Em 2024, o consumo global de metanol atingiu 135 milhões de toneladas e, hoje, a China responde pela produção e uso de 60% deste total, mormente na fabricação de plásticos – só no Brasil, o consumo de etanol no mesmo período foi de 21,1 bilhões de litros, ou seja, 120 vezes maior. Há 13 anos, os chineses iniciaram pesquisas com carros movidos a metanol, incentivando as montadoras, enquanto coletavam dados sobre seus impactos econômicos e ambientais. A conclusão foi que este combustível pode ser 21% mais eficiente do que a gasolina, em termos de energéticos, emitindo 26% menos dióxido de carbono. Desde 2019, há uma política de incentivos para seu uso no transporte público, em táxis e nas frotas governamentais.
Antes de dar sequência, cabe ressaltar que os automóveis brasileiros movidos a etanol, que é o álcool etílico hidratado da bomba, não podem usar metanol, que tem ação corrosiva e causa danos nos sistemas de alimentação, injeção e outras partes móveis do motor. A manipulação do produto por frentistas também traz riscos de intoxicação e nunca é demais lembrar que o combustível tem chama incolor, somando um perigo invisível em caso de incêndio. No Brasil, além de ser utilizado como solvente industrial, o metanol é usado na composição do biodiesel, fins regulamentados e lícitos que não têm a menor correlação com sua adição criminosa em bebidas destiladas falsificadas.
Transportes rodoviário e marítimo
De volta aos aspectos positivos do metanol, o combustível também é visto como boa alternativa para veículos pesados e o transporte rodoviário de longas distâncias. “Os caminhões elétricos atuais demandam enormes pacotes de baterias, o que os torna muito mais caros do que os modelos convencionais. Já os movidos a metanol têm custo semelhante ao dos caminhões tradicionais, movidos a gasóleo (diesel), o que é muito importante para os transportadores asiáticos que, em sua maioria, trabalham individualmente – e não como agregados de grandes transportadores, como ocorre no Brasil.

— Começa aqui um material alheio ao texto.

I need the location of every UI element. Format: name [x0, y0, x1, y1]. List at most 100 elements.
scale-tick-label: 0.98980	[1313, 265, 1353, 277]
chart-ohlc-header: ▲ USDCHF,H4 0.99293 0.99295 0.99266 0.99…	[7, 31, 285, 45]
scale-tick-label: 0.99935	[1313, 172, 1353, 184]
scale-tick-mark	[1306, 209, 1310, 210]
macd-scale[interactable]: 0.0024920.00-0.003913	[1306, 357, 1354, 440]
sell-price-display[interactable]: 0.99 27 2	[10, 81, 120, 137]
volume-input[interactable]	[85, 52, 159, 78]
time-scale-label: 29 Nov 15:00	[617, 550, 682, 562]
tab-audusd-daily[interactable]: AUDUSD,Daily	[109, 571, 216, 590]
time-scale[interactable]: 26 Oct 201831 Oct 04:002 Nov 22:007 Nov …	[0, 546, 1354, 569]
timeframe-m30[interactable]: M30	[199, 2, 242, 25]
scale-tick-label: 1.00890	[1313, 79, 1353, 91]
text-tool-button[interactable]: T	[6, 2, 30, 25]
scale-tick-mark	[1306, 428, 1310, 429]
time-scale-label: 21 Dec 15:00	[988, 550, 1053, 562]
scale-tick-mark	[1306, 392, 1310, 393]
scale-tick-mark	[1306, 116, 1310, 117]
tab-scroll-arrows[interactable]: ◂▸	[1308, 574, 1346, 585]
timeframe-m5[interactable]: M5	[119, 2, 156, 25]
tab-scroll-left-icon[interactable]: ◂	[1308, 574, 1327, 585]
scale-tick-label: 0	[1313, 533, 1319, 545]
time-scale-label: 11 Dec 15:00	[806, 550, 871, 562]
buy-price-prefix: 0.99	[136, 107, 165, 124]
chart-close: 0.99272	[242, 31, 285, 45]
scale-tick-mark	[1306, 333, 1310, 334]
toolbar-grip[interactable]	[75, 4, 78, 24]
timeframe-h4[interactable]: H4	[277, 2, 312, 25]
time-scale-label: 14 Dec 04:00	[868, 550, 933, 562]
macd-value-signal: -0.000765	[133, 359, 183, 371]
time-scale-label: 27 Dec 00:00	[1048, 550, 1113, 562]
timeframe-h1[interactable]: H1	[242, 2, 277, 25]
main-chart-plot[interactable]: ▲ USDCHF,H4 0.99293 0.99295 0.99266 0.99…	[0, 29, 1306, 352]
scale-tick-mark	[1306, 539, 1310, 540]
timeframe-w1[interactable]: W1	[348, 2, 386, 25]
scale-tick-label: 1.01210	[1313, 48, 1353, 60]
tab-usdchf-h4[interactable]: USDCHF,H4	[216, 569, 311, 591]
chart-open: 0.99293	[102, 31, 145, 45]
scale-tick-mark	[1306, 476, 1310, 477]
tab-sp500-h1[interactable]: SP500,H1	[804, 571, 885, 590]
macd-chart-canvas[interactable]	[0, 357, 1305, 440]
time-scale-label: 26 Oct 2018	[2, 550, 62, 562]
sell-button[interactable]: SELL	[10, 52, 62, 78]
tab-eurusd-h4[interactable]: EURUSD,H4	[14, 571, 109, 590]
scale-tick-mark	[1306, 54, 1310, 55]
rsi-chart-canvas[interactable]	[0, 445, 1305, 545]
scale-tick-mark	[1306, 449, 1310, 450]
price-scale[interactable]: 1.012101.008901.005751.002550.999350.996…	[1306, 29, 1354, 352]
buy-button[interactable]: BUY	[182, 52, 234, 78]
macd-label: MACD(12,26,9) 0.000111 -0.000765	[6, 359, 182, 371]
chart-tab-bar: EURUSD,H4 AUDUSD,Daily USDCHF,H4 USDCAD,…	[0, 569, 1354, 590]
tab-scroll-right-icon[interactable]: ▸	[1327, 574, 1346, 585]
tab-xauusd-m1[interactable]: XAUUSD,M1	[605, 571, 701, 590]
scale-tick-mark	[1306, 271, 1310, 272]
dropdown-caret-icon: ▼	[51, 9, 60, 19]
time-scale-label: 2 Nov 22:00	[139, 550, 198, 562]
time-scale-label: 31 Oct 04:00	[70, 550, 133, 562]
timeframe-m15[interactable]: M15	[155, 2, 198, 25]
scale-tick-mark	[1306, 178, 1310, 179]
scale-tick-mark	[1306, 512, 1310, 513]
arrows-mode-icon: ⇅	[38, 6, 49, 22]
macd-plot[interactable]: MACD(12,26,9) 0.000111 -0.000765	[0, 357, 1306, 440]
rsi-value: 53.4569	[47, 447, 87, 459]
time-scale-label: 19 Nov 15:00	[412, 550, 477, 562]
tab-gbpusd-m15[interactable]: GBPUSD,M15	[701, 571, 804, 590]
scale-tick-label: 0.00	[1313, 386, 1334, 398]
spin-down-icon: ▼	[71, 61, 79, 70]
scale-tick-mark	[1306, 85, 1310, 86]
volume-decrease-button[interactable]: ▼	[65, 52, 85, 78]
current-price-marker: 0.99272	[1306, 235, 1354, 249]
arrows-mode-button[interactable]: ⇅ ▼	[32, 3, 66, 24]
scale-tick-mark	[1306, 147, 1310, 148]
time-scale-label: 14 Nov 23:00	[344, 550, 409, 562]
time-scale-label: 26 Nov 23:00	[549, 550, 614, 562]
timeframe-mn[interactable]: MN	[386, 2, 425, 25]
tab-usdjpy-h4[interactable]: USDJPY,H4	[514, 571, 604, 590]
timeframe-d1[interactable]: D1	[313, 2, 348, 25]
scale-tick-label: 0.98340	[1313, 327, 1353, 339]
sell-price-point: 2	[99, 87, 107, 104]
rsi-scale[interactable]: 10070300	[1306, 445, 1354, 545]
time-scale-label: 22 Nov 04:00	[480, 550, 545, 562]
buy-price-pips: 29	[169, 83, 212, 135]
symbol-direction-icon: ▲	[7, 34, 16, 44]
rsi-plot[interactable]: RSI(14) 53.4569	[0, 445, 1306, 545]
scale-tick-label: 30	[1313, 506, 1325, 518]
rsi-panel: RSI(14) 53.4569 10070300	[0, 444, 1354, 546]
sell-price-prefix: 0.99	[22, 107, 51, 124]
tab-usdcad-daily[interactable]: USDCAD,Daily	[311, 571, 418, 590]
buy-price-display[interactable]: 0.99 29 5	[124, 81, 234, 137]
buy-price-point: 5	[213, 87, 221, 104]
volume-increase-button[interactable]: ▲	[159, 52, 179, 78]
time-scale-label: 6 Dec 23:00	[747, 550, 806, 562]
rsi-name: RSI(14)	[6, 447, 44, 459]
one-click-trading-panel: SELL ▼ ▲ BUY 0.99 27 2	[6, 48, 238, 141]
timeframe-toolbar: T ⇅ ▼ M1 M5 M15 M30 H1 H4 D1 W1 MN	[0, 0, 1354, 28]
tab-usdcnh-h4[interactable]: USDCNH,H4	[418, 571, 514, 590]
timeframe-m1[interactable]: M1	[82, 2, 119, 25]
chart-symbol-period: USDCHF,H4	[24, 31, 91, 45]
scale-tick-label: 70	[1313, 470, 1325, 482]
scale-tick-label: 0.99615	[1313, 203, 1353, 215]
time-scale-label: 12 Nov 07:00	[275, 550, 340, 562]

Não se pode esquecer que a neutralidade em carbono tem que ser viável para repetirmos o sucesso obtido com os veículos elétricos no transporte pessoal, em que saltamos de 20 mil EVs para mais de 20 milhões, em uma década”, pontua Jianhua.

Desde 2019, a China tem uma política de incentivos para o uso de metanol como combustível no transporte público, em táxis e nas frotas governamentais, além dos transportes pesado de longas distâncias e marítimo; nos últimos dois anos, a COSCO Shipping Bulk, dona de 400 navios graneleiros e maior empresa do setor em nível global, dobrou o número de embarcações movidas a metanol. – CRÉDITO – Imagem gerada por IA com licença para uso editorial
O mesmo vale para o transporte marítimo, já que a Cosco Shipping Bulk, dona de 400 navios graneleiros e maior empresa do setor em nível global, dobrou o número de embarcações movidas a metanol, só nos últimos dois anos. “Suas principais vantagens são a densidade, que não afeta a capacidade de carga dos navios, o fato de ser relativamente seguro para o abastecimento e, obviamente, seu preço atrativo”, lista o presidente da companhia com sede em Xangai, que transporta 40 milhões de toneladas anuais, Gu Jinsong. “O metanol é uma solução neutra em carbono prontamente disponível, que ganha popularidade no setor marítimo, especialmente considerando que outras alternativas, como a amônia, ainda têm um longo caminho a percorrer. É um produto que encabeça a curva de transição energética deste setor”, complementa Jinsong.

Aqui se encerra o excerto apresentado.